Hello, my name is Regina Duerst (she/her). I’m a rising junior at the University of Michigan, and I am majoring in Spanish and History. This summer, I’m working with the Clark Park Coalition, one of the city parks located in Southwest Detroit. I’m putting together a history of the park, to be featured on their website and in a local newspaper. In the meantime, I’m also assisting with summer programs and events for youth and the community, as well as the park’s social media. I’ve really enjoyed getting to know the people — employees, volunteers, families — who help Clark Park function every day, and I’m excited to have the opportunity to contribute by writing their stories down.
I am a rising sophomore intending on majoring in Politics, Philosophy, and Economics. I am interning with the Downtown Detroit Partnership (DDP), a nonprofit organization that works with small businesses and tech companies to create community building and Diversity, Equity, and Inclusion (DEI) focused events. The team I am working with is the Parks + Public Spaces sector: I am involved in the planning of “Past Forward” which is a festival honoring Detroit’s Black Wall Street, 35 city blocks of thriving shops, hotels, theaters and businesses that were Black-owned.
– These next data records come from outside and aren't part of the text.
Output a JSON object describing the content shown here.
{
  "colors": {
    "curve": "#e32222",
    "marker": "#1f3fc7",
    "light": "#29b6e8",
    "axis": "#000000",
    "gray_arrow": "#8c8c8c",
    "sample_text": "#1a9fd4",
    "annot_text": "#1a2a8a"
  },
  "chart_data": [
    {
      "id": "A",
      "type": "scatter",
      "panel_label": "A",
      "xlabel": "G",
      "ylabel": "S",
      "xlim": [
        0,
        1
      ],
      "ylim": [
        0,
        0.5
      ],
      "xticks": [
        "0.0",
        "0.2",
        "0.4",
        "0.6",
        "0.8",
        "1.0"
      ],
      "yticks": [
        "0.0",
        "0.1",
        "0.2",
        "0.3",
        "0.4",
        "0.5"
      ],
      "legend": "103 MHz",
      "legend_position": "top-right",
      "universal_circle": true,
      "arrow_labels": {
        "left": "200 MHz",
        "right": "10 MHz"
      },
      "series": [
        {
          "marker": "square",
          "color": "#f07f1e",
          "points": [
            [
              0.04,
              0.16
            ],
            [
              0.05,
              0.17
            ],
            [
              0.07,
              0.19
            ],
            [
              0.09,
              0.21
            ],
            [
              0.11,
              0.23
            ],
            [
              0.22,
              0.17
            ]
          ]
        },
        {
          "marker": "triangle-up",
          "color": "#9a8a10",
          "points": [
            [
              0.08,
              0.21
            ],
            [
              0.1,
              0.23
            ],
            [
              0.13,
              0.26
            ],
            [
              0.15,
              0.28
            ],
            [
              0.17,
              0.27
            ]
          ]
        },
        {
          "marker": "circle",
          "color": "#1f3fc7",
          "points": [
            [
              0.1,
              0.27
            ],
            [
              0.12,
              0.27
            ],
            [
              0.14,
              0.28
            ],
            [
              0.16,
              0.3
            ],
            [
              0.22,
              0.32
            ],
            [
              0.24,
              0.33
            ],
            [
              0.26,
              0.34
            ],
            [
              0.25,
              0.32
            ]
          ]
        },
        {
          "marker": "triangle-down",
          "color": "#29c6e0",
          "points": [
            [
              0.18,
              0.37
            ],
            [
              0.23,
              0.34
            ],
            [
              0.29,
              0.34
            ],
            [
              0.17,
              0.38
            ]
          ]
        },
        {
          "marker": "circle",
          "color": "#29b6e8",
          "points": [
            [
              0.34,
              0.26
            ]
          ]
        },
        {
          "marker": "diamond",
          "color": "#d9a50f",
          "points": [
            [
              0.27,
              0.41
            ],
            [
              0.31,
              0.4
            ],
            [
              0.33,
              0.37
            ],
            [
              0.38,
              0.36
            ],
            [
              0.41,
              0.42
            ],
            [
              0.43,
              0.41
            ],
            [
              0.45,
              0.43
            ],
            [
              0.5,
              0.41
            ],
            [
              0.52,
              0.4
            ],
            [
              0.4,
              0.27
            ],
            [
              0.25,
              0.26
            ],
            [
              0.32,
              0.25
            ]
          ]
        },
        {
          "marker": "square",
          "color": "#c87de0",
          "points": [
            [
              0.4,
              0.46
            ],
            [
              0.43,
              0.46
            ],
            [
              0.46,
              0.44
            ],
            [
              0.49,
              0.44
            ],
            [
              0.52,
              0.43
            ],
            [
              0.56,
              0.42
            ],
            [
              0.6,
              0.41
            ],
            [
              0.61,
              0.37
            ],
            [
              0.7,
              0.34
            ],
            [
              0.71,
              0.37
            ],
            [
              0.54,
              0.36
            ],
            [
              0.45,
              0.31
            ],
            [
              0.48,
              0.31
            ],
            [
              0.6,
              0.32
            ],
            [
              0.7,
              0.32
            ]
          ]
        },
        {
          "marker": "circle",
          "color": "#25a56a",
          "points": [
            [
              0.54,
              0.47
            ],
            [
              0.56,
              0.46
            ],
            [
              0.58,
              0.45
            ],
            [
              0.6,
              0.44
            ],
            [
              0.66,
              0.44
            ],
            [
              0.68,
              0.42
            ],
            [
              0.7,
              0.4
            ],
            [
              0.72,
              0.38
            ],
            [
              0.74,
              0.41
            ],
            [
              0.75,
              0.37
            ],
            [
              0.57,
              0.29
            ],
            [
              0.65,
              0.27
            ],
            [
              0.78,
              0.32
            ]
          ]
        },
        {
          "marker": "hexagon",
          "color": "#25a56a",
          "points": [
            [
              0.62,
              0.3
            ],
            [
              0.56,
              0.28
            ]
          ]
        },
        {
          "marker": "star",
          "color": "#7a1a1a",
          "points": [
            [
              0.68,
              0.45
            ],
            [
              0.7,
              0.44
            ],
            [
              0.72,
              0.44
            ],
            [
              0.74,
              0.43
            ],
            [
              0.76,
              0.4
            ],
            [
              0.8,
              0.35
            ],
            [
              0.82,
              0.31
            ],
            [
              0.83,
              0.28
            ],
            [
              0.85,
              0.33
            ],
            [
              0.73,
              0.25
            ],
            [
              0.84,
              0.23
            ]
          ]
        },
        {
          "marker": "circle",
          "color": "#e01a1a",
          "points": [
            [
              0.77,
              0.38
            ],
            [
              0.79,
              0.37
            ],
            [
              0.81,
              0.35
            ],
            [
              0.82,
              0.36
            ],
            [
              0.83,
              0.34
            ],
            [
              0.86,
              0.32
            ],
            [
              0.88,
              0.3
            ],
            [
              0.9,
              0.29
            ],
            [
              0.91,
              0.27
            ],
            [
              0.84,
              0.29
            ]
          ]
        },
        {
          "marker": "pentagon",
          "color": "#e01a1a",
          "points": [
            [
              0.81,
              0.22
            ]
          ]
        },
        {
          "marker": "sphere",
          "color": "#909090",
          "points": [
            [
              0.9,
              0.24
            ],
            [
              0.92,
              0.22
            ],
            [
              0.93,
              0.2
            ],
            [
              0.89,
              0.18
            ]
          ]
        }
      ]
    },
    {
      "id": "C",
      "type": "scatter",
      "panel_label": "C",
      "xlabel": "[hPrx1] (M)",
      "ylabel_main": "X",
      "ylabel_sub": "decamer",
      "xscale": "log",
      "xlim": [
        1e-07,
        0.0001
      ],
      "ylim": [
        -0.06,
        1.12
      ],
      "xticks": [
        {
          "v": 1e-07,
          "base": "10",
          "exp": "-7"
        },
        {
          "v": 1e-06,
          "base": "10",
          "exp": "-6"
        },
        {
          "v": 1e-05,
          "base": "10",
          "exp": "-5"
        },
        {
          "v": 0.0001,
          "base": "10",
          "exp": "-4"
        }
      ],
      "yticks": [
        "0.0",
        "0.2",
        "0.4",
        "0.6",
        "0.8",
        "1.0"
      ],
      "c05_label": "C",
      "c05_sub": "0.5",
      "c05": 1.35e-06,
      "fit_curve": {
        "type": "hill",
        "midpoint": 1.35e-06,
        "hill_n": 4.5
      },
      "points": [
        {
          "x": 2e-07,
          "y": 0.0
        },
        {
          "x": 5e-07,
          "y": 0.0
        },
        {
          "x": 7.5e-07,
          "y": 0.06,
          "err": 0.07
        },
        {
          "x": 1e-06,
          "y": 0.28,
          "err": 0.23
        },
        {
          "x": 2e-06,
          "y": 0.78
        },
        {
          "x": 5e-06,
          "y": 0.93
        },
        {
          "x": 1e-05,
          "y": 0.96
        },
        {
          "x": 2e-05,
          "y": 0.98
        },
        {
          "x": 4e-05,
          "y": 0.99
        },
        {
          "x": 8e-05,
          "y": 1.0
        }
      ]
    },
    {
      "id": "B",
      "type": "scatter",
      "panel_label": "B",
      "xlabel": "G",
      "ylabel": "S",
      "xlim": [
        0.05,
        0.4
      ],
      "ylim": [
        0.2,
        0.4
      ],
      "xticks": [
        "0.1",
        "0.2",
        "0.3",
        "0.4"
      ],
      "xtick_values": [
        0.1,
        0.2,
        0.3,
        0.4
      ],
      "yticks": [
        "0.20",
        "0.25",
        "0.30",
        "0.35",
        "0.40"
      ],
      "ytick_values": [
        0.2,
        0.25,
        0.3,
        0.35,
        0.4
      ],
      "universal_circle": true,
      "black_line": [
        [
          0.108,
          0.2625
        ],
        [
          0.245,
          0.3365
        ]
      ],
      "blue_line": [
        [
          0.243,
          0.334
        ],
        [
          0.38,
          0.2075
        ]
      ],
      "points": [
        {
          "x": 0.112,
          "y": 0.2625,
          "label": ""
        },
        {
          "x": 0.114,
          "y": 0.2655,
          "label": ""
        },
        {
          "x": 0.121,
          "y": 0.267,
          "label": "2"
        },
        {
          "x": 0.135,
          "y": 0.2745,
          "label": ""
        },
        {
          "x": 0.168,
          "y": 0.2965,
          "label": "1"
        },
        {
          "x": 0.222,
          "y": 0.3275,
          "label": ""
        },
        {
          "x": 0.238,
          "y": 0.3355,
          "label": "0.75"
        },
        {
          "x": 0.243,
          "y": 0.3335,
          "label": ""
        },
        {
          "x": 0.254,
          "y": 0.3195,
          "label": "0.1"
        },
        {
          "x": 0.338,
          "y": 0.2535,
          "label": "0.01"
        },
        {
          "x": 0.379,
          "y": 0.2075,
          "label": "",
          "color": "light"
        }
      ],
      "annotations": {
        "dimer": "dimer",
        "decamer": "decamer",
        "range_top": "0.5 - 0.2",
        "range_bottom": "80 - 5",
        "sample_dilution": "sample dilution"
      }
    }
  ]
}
The district was founded by Black men and women. I also have participated in the planning of Juneteenth and Immigrant Heritage Month events as well as general weekly community park events like movie nights and workouts. By working with minority-owned organizations that enhance the park events and build community, the DDP aims to create safe, inclusive, and accessible park spaces by keeping this input of minorities and lower income communities at the forefront of their work.
I’m a rising junior majoring in psychology and minoring in community action and social change. I'm interning with the Detroit Food Academy, which provides youth with resources and information to make nutritious, delicious meals. DFA also teaches social and emotional learning skills and financial literacy to support Detroit youth's development. I am collecting data through interviews, focus groups and surveys to help DFA with its mission and programming. Also, I am creating social media content highlighting DFA’s summer program activities. This work is essential due to food insecurity being a huge issue in urbanized areas such as Detroit. The lack of healthy, affordable, and high-quality nearby grocery stores/restaurants makes having nutritionally-dense meals difficult for local residents. Thankfully, programs such as DFA are working to improve youth’s diets by offering healthy eating choices and habits. During this time, I believe I will learn a lot about the benefits of nutrition and well-being. I hope to share these experiences and resources with others to inspire healthy living.